A day at a time
"Where has the summer gone?" is a question being asked by parents across Barry County. I am one of those aforementioned adults left wondering why the idle days of summer always fly by so quickly. The answer probably lies in the fact that most days are anything but idle.
Tomorrow, Mike and I will be helping Nick move back to Truman State University in Kirksville where he will be living in a house with three other soccer players. It seems like just yesterday that he was back at home after his first year of college and I was looking forward to all those days with my family back under one roof. All in all, we've had a great summer even if it's gone by too quickly. Adjusting to having a college-aged son back at home took some give and take on the part of both child and mother, but in the end, we seemed to settle on a compromise. I hovered less and Nick opened up more, and the end result was an enjoyable few months of moments I'll treasure as I get used to Nick being gone all over again.
The end of summer also marks the beginning of my youngest son Ryan's senior year - another huge milestone. Already I am finding myself thinking of the year ahead and fighting back tears as I imagine senior night events, swing choir performances and Ry walking across the stage in the CHS gym to accept his diploma. I want this year to progress in slow motion, so I can savor every little minute, but I know it will fly by, just like this summer has.
As I ponder the elusiveness of time, I am reminded that life is lived best when we tackle it one day at a time. This summer, we consciously set aside time to spend together as a family, just the four of us, and those hours became the highlights of my summer.

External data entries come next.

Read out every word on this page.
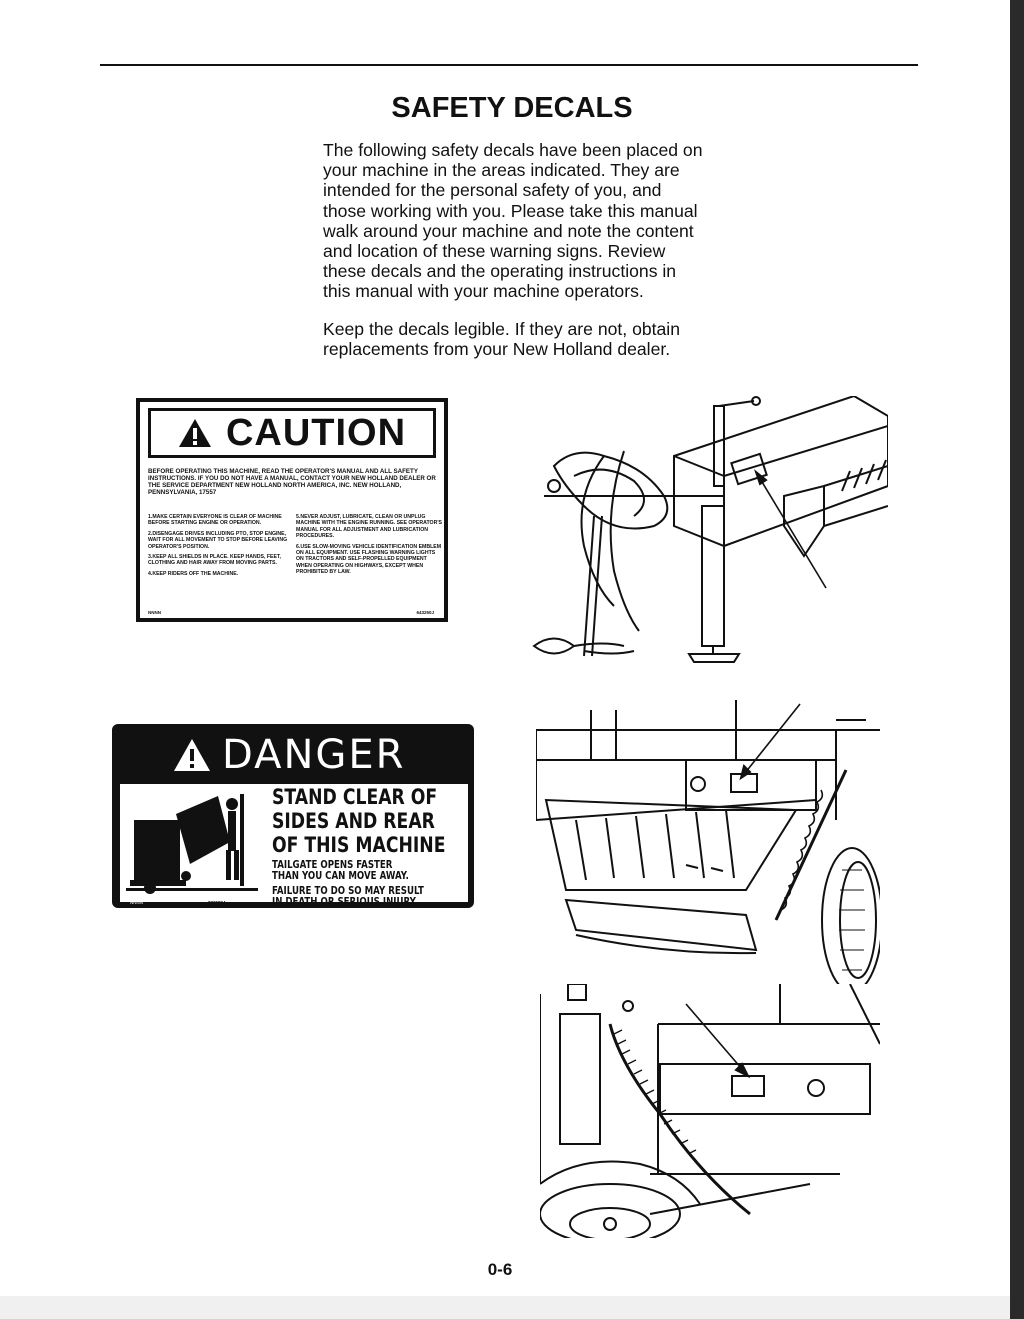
SAFETY DECALS
The following safety decals have been placed on your machine in the areas indicated. They are intended for the personal safety of you, and those working with you. Please take this manual walk around your machine and note the content and location of these warning signs. Review these decals and the operating instructions in this manual with your machine operators.
Keep the decals legible. If they are not, obtain replacements from your New Holland dealer.
CAUTION
BEFORE OPERATING THIS MACHINE, READ THE OPERATOR'S MANUAL AND ALL SAFETY INSTRUCTIONS. IF YOU DO NOT HAVE A MANUAL, CONTACT YOUR NEW HOLLAND DEALER OR THE SERVICE DEPARTMENT NEW HOLLAND NORTH AMERICA, INC. NEW HOLLAND, PENNSYLVANIA, 17557

1.MAKE CERTAIN EVERYONE IS CLEAR OF MACHINE BEFORE STARTING ENGINE OR OPERATION.

2.DISENGAGE DRIVES INCLUDING PTO, STOP ENGINE, WAIT FOR ALL MOVEMENT TO STOP BEFORE LEAVING OPERATOR'S POSITION.

3.KEEP ALL SHIELDS IN PLACE. KEEP HANDS, FEET, CLOTHING AND HAIR AWAY FROM MOVING PARTS.

4.KEEP RIDERS OFF THE MACHINE.

5.NEVER ADJUST, LUBRICATE, CLEAN OR UNPLUG MACHINE WITH THE ENGINE RUNNING. SEE OPERATOR'S MANUAL FOR ALL ADJUSTMENT AND LUBRICATION PROCEDURES.

6.USE SLOW-MOVING VEHICLE IDENTIFICATION EMBLEM ON ALL EQUIPMENT. USE FLASHING WARNING LIGHTS ON TRACTORS AND SELF-PROPELLED EQUIPMENT WHEN OPERATING ON HIGHWAYS, EXCEPT WHEN PROHIBITED BY LAW.

NNNN	643250J
DANGER
STAND CLEAR OF
SIDES AND REAR
OF THIS MACHINE
TAILGATE OPENS FASTER
THAN YOU CAN MOVE AWAY.
FAILURE TO DO SO MAY RESULT
IN DEATH OR SERIOUS INJURY.
NNNN	9825894
0-6
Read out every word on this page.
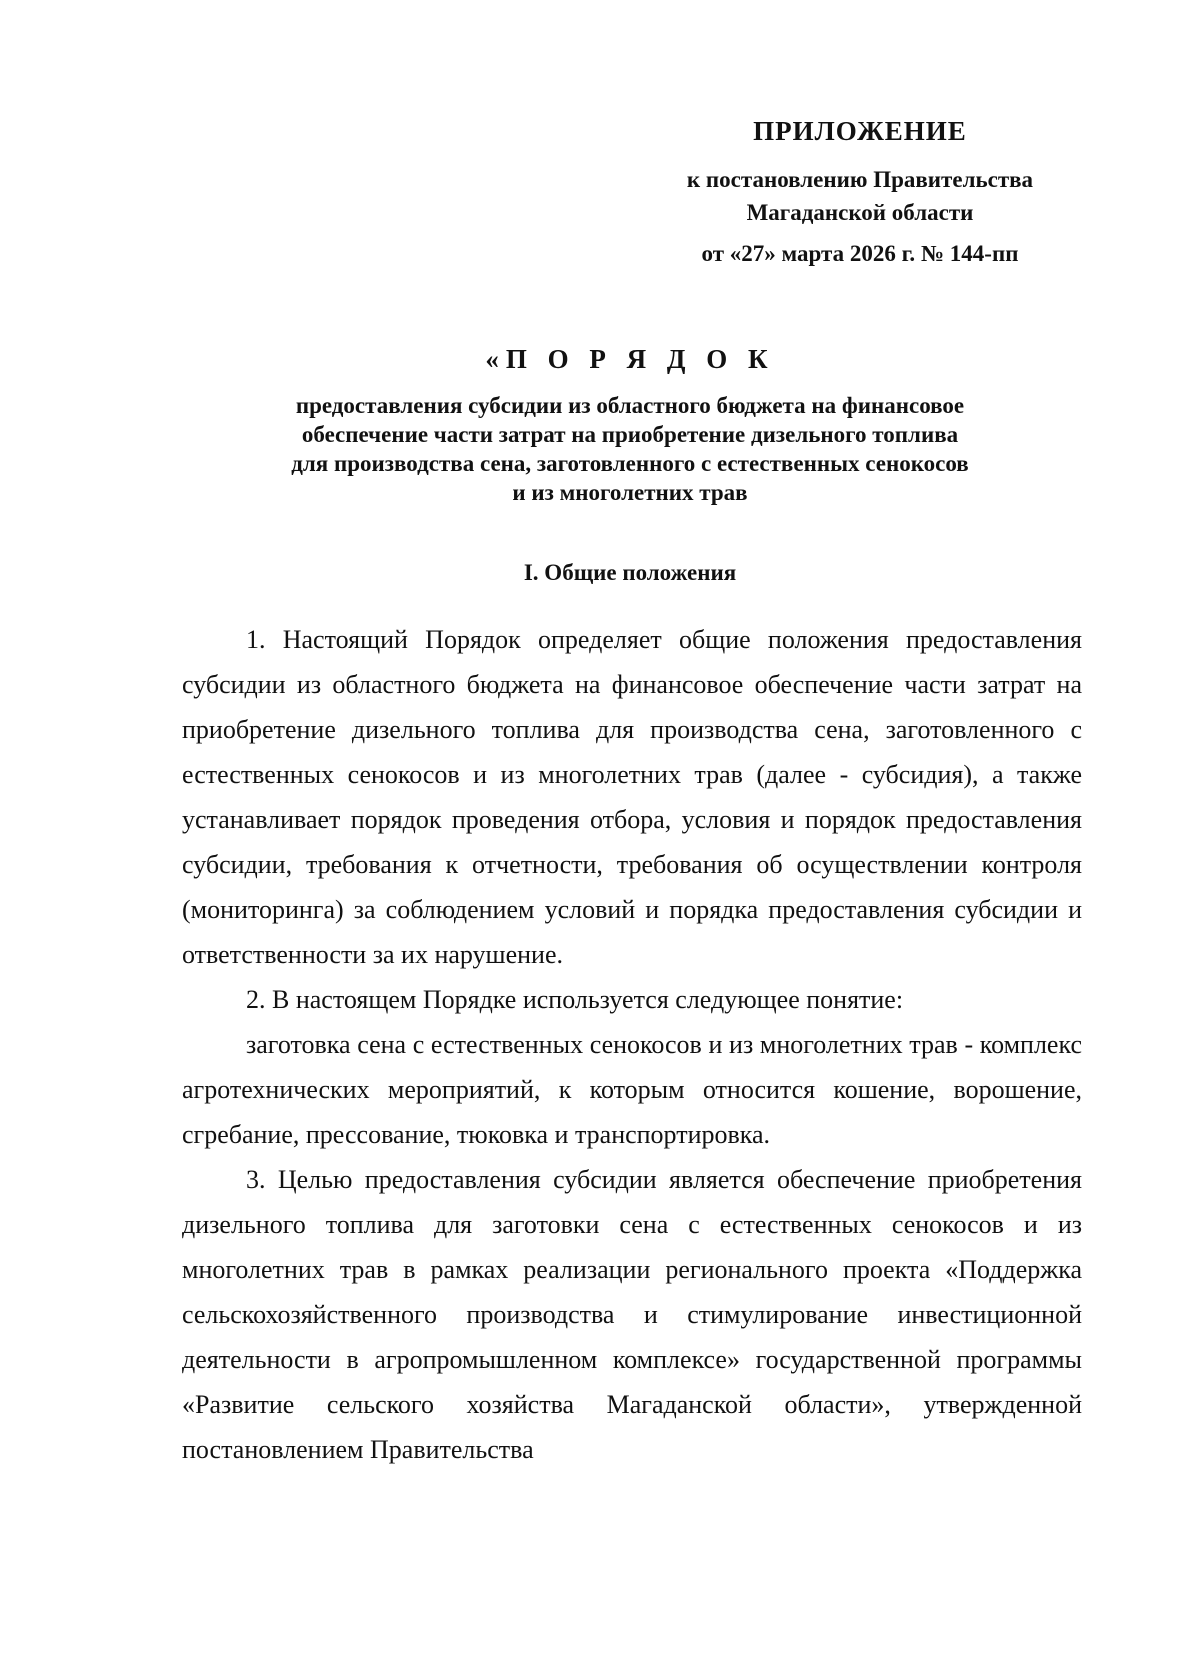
ПРИЛОЖЕНИЕ
к постановлению Правительства
Магаданской области
от «27» марта 2026 г. № 144-пп
«П О Р Я Д О К
предоставления субсидии из областного бюджета на финансовое
обеспечение части затрат на приобретение дизельного топлива
для производства сена, заготовленного с естественных сенокосов
и из многолетних трав
I. Общие положения

1. Настоящий Порядок определяет общие положения предоставления субсидии из областного бюджета на финансовое обеспечение части затрат на приобретение дизельного топлива для производства сена, заготовленного с естественных сенокосов и из многолетних трав (далее - субсидия), а также устанавливает порядок проведения отбора, условия и порядок предоставления субсидии, требования к отчетности, требования об осуществлении контроля (мониторинга) за соблюдением условий и порядка предоставления субсидии и ответственности за их нарушение.

2. В настоящем Порядке используется следующее понятие:

заготовка сена с естественных сенокосов и из многолетних трав - комплекс агротехнических мероприятий, к которым относится кошение, ворошение, сгребание, прессование, тюковка и транспортировка.

3. Целью предоставления субсидии является обеспечение приобретения дизельного топлива для заготовки сена с естественных сенокосов и из многолетних трав в рамках реализации регионального проекта «Поддержка сельскохозяйственного производства и стимулирование инвестиционной деятельности в агропромышленном комплексе» государственной программы «Развитие сельского хозяйства Магаданской области», утвержденной постановлением Правительства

Because I am a worrier and a control freak, I struggle with the need to know exactly what the future holds. I overanalyze and fret, and in doing so, I waste precious time. But with age and a renewed desire to live life God's way, I am learning to let go and let God take over. This doesn't mean I don't make appointments or meet deadlines, but it does mean I try to cherish some of the moments in between. My husband, Mike, seems to have embraced this style of living and I admire the peace he has found by living in what Dale Carnegie calls "day-tight compartments."
With the start of Ryan's senior year just around the corner and Nick headed back for his second year of college, I am going to use this juncture in life to live more purposefully, to not worry so much about tomorrow and focus on the promise and opportunities of each single day. By doing this, I think I might be successful in slowing down the rush of time just a little. And like I tried to do this summer, I will cherish the days I have with Ryan at home and the opportunities we have to visit Nick at Truman, and in the time in between, I'll count my blessings and be grateful for another new day.